The beginning is a trumpet solo by the ever amazing Chris Botti, who’s stuff I have heard over the years and was floored by. There is something haunting about the singleness of a trumpet playing, that I can only contribute to the sound of Taps being played by a bugle.
The song is about a man, Walt Grace, and his challenge to build a submarine. Yes, it is a crazy idea and the thought of it as a song is quite peculiar and well, silly at the same time. But if you take the time to listen, hear the words, the story of a man that has been put down and beat down, you will start to understand the meaning of the song, the meaning of life. The wife and friends the song speaks of, can easily be assigned to any number of stressors to a person’s life, haters if you will. And whilst all this is going on, you have the will of a man to simply do the things we all want to do in life, escape, survive, and prevail. To be who we are meant to be, do the things we are meant to do, to be happy, to have purpose.
The lyrics are almost that of a fairy tale, and the music is the kind you would almost find playing in the background of a circus, as the magic of clowns and elephants engage your senses.
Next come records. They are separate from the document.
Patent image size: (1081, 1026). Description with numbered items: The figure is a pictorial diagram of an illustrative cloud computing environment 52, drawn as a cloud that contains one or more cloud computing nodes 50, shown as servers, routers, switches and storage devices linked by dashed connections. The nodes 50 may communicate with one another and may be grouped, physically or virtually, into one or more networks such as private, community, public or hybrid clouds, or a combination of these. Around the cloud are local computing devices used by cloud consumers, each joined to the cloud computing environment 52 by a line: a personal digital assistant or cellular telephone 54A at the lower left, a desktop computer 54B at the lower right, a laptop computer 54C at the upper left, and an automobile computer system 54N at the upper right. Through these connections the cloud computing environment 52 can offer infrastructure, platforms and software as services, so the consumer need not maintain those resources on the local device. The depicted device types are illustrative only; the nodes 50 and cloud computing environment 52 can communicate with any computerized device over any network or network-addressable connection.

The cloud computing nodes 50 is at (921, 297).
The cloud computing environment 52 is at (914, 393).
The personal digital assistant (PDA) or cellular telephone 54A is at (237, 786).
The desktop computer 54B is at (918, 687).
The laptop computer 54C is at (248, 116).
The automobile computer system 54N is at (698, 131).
I remember the first time I heard the chorus “Cause when you’re done with this world, you know the next is up to you”, I wept. To hear Mr. Mayer explain it, this is the song that lyrically, he holds as his heaviest and perhaps most meaningful, and yet it is a song that only the true fan of Mayer’s music has ever heard.
The song continues with Walt Grace building a submarine, testing the machine, and then setting off, to escape the suffering he had behind him. Whether he lives or dies pays him no nevermind, he is a man following his heart, and in doing so frees his soul, a soul that is destined to keep walking the Earth or move on to the next world.
The ending can be summed up as nothing short of perfect. It is left to the listener to figure out. Does he live and the song is glorious and gratifying, or does he die trying, in which case, he does so gloriously and gratified that he tried.
You should give it a listen. I do so often. I am Walt Grace, looking to make my way through this world, doing my best to survive, and you are too. You will find yourself listening to a song written about me, and you, and us, a society that at times is so lost, we need to do something so outrageous as to build a one man, fan blade submarine, to survive.
John Mayer was asked once during an interview if Walt Grace survives or dies. He gives an answer, but I will not ruin it for you. For the answer you get from the song may be the way you look at life. I know what I thought, and I know how I look at the song, and the man, Walt Grace. I am him and he is me, and with that, I know what happens to me, in the end, when I am done with this world.